Verizon has lately been conducting field trials of its 5G wireless platform, in which it’s been speeds of 1 gigabit per second and more. This week, it received permission from the Federal Communications Commission to lease high-frequency radio licenses controlled by NextLink, a subsidiary of XO Communications, which Verizon acquired in February for $1.8 billion.
NextLink has 93 28GHz licenses and nine 39GHz licenses that reach 67 percent of the US population. Those licenses, known as Local Multipoint Distribution Services licenses, are already configured to allow an operator to offer fixed 5G wireless service within a mile and a half of the transmitter.
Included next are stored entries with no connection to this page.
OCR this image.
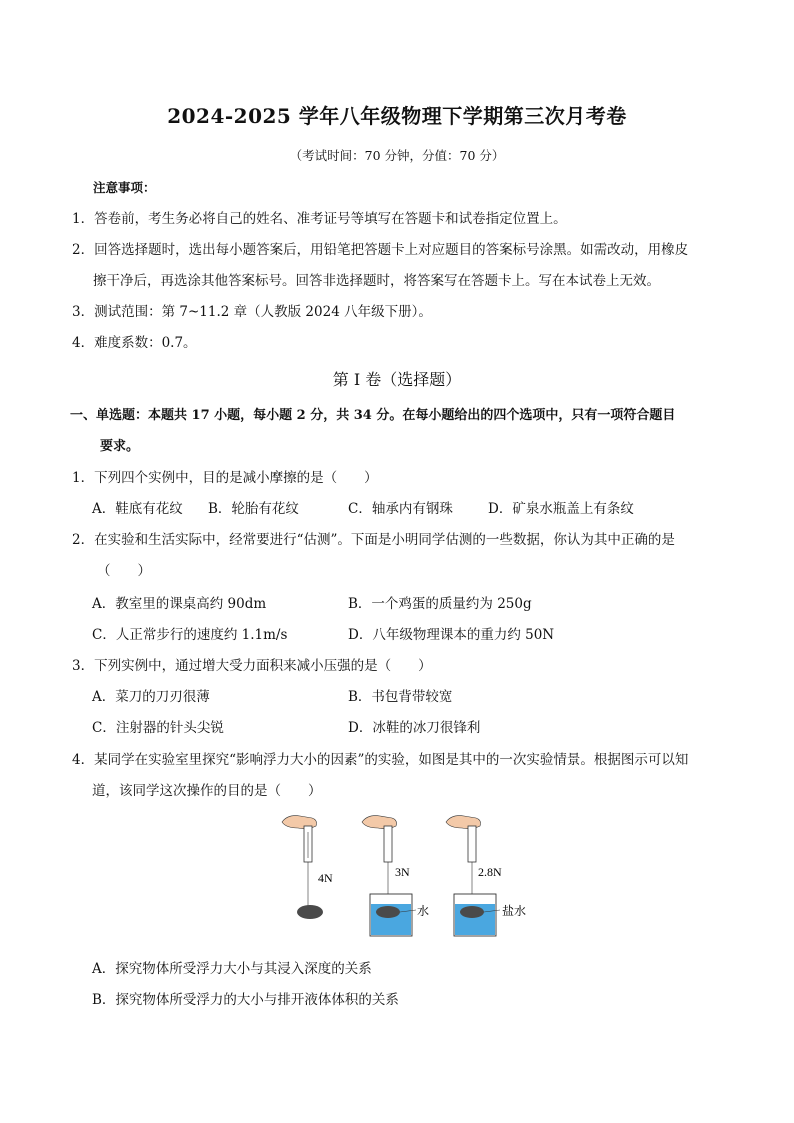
2024-2025 学年八年级物理下学期第三次月考卷
（考试时间：70 分钟，分值：70 分）
注意事项：
1．答卷前，考生务必将自己的姓名、准考证号等填写在答题卡和试卷指定位置上。
2．回答选择题时，选出每小题答案后，用铅笔把答题卡上对应题目的答案标号涂黑。如需改动，用橡皮
擦干净后，再选涂其他答案标号。回答非选择题时，将答案写在答题卡上。写在本试卷上无效。
3．测试范围：第 7~11.2 章（人教版 2024 八年级下册）。
4．难度系数：0.7。
第 I 卷（选择题）
一、单选题：本题共 17 小题，每小题 2 分，共 34 分。在每小题给出的四个选项中，只有一项符合题目
要求。
1．下列四个实例中，目的是减小摩擦的是（　　）
A．鞋底有花纹 B．轮胎有花纹	C．轴承内有钢珠	D．矿泉水瓶盖上有条纹
2．在实验和生活实际中，经常要进行“估测”。下面是小明同学估测的一些数据，你认为其中正确的是
（　　）
A．教室里的课桌高约 90dm	B．一个鸡蛋的质量约为 250g
C．人正常步行的速度约 1.1m/s	D．八年级物理课本的重力约 50N
3．下列实例中，通过增大受力面积来减小压强的是（　　）
A．菜刀的刀刃很薄	B．书包背带较宽
C．注射器的针头尖锐	D．冰鞋的冰刀很锋利
4．某同学在实验室里探究“影响浮力大小的因素”的实验，如图是其中的一次实验情景。根据图示可以知
道，该同学这次操作的目的是（　　）
4N	3N
水
2.8N
盐水
A．探究物体所受浮力大小与其浸入深度的关系
B．探究物体所受浮力的大小与排开液体体积的关系
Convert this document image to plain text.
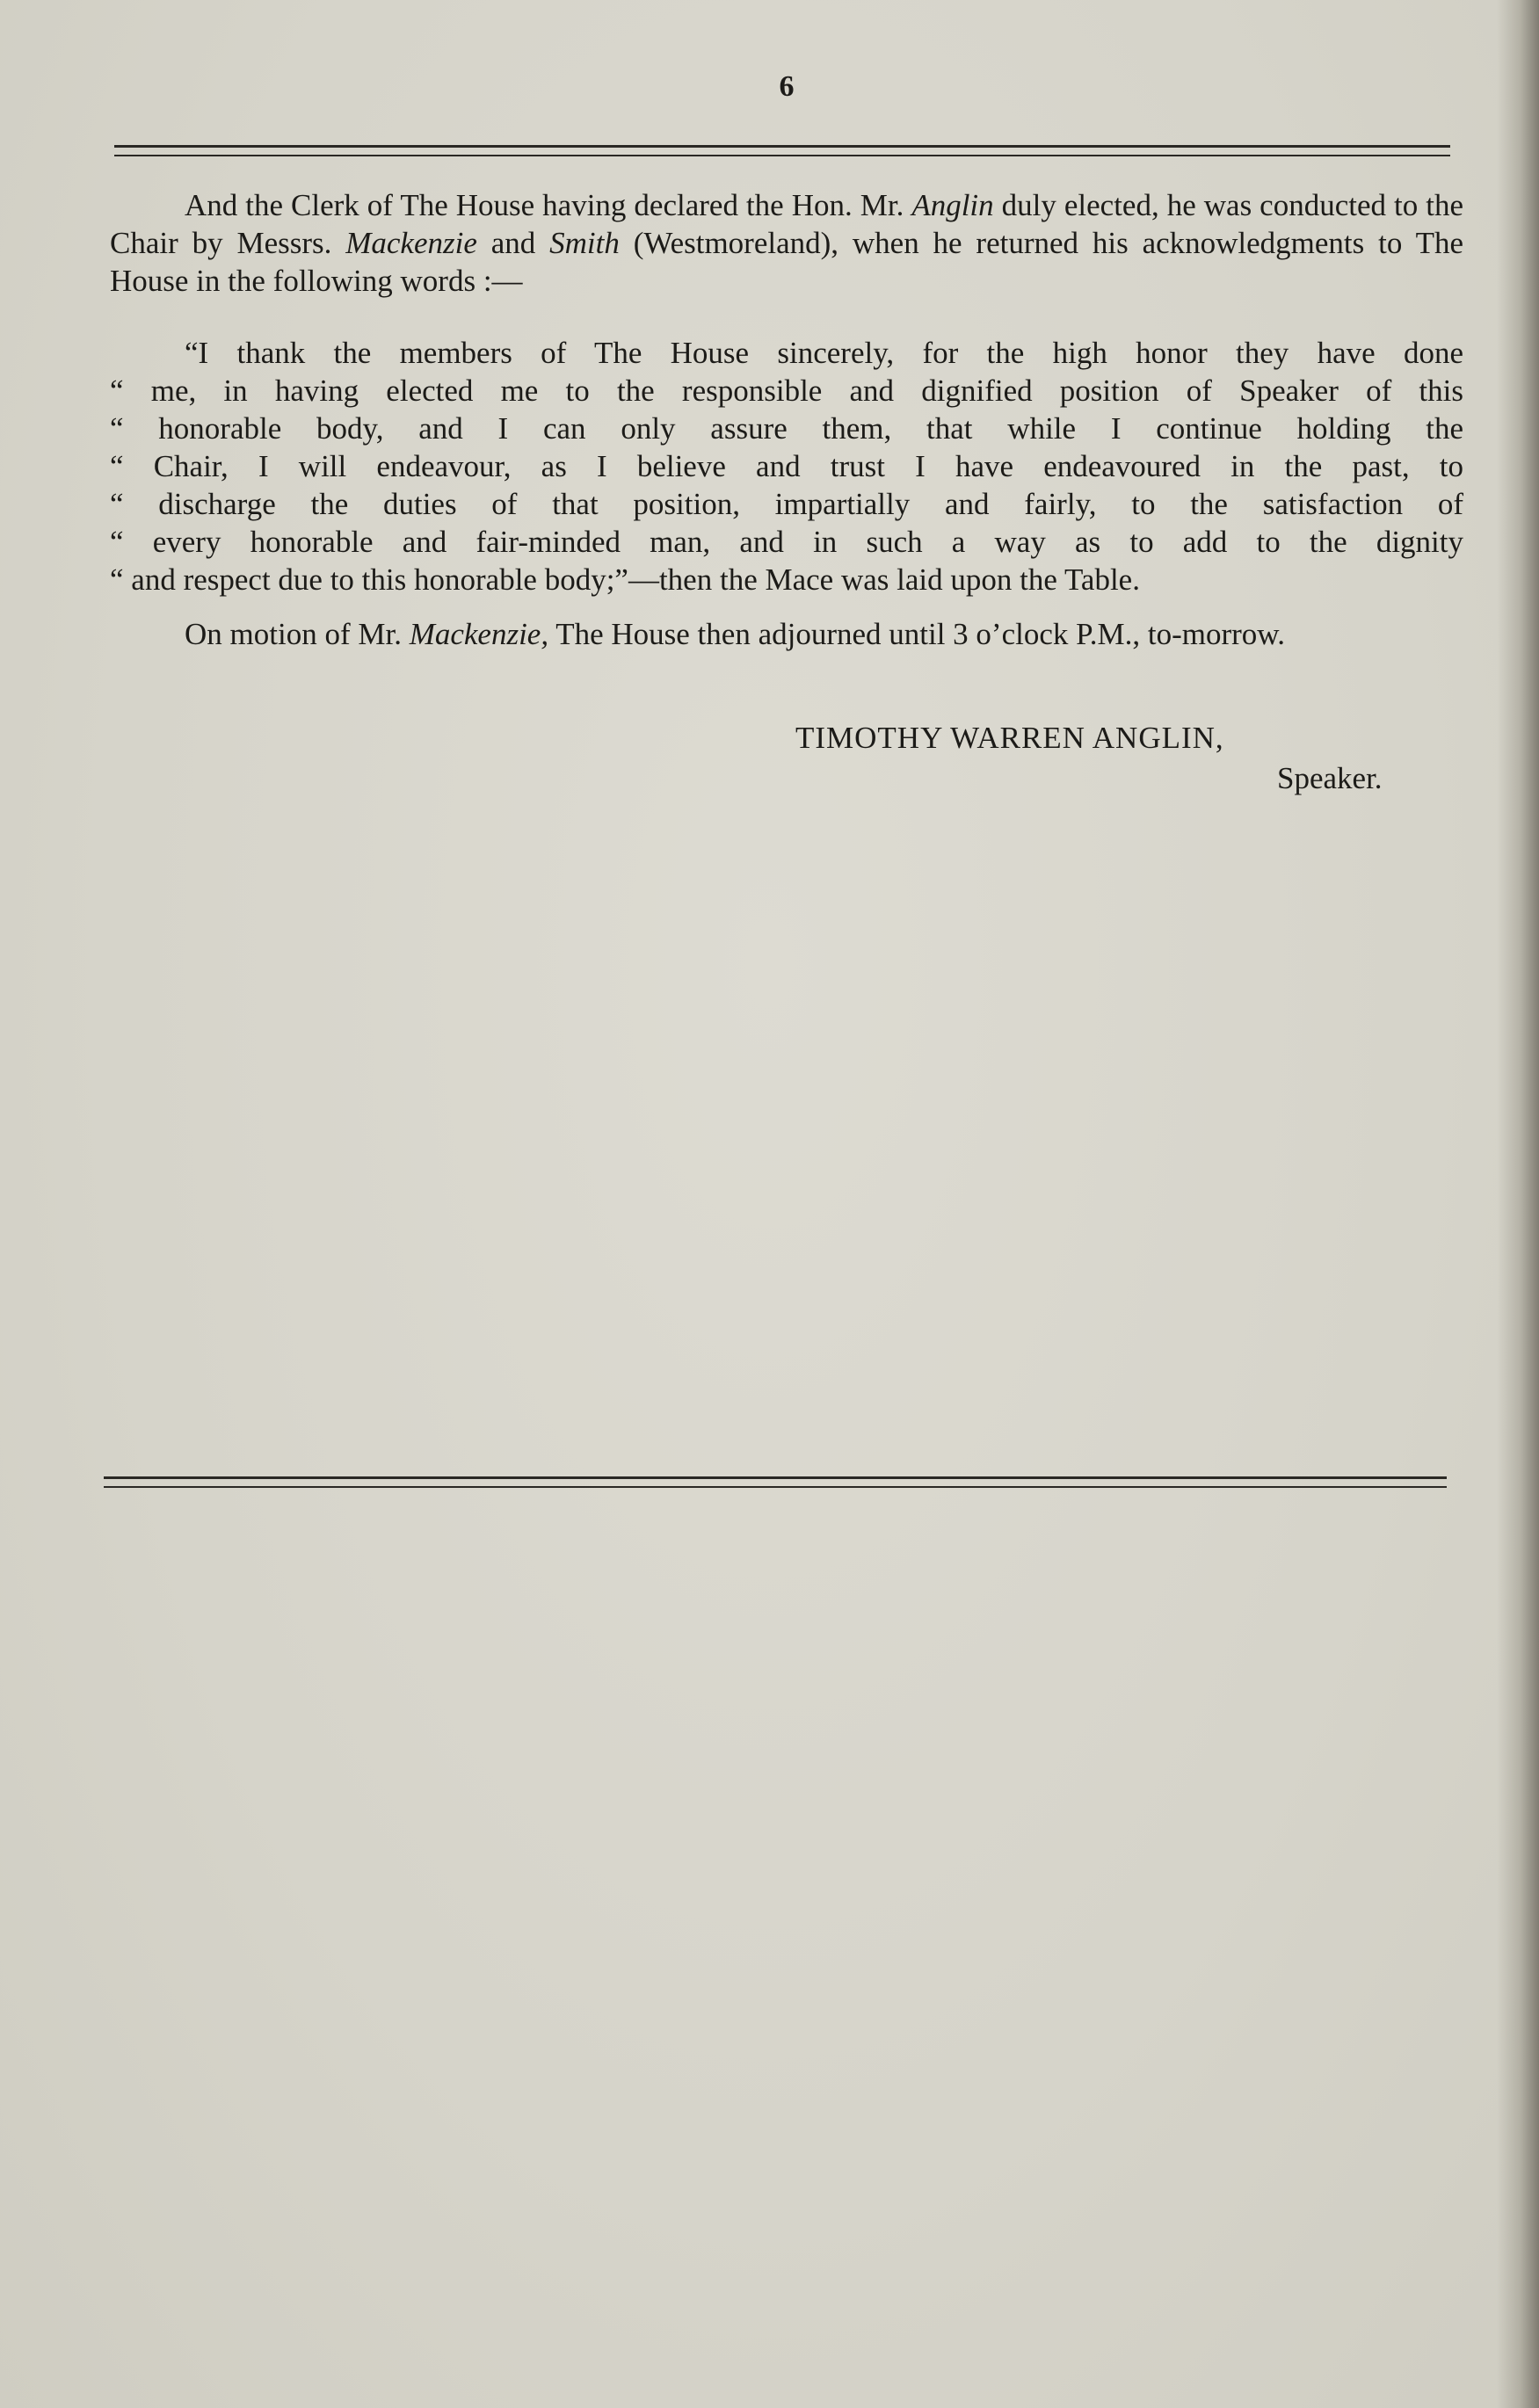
6

And the Clerk of The House having declared the Hon. Mr. Anglin duly elected, he was conducted to the Chair by Messrs. Mackenzie and Smith (Westmoreland), when he returned his acknowledgments to The House in the following words :—

“I thank the members of The House sincerely, for the high honor they have done
“ me, in having elected me to the responsible and dignified position of Speaker of this
“ honorable body, and I can only assure them, that while I continue holding the
“ Chair, I will endeavour, as I believe and trust I have endeavoured in the past, to
“ discharge the duties of that position, impartially and fairly, to the satisfaction of
“ every honorable and fair-minded man, and in such a way as to add to the dignity
“ and respect due to this honorable body;”—then the Mace was laid upon the Table.

On motion of Mr. Mackenzie, The House then adjourned until 3 o’clock P.M., to-morrow.

TIMOTHY WARREN ANGLIN,
Speaker.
Verizon has said it plans to launch a fixed 5G pilot program in 2017.
With near nationwide coverage, and speeds of a gigabit per second, Verizon’s 5G wireless platform could eventually provide, for the first time, a viable alternative to in-home wireline internet service — a point Verizon CEO Lowell McAdam made at an investor conference just this week.
More important, it could do it at a cost far lower than the high cost of laying new fiber-optic cable that led Verizon to abandon the rollout of its FiOS service.
Verizon, of course, has long been interested in delivering content to subscribers. In 2014, it acquired the assets of Intel Media, an ambitious but ultimately orphaned project by the chipmaker to create an over-the-top pay-TV system. Verizon used Intel’s technology to launch go90, it’s wireless video service, last year.
At one time, Verizon had hoped, like Intel before it, to get access to broadcast and other premium TV content for its OTT service. But it was unwilling to pay the high license fees demanded by premium content owners. So it built go90 around a mix of short-form, original and live programming optimized for mobile consumption — content much like much of what Yahoo and AOL create.
With enough of that content, and a nationwide, super-fast 5G wireless network, Verizon might just be able to attract a critical mass of video subscribers that it could bargain with premium content owners from a position of strength, rather than that of a supplicant.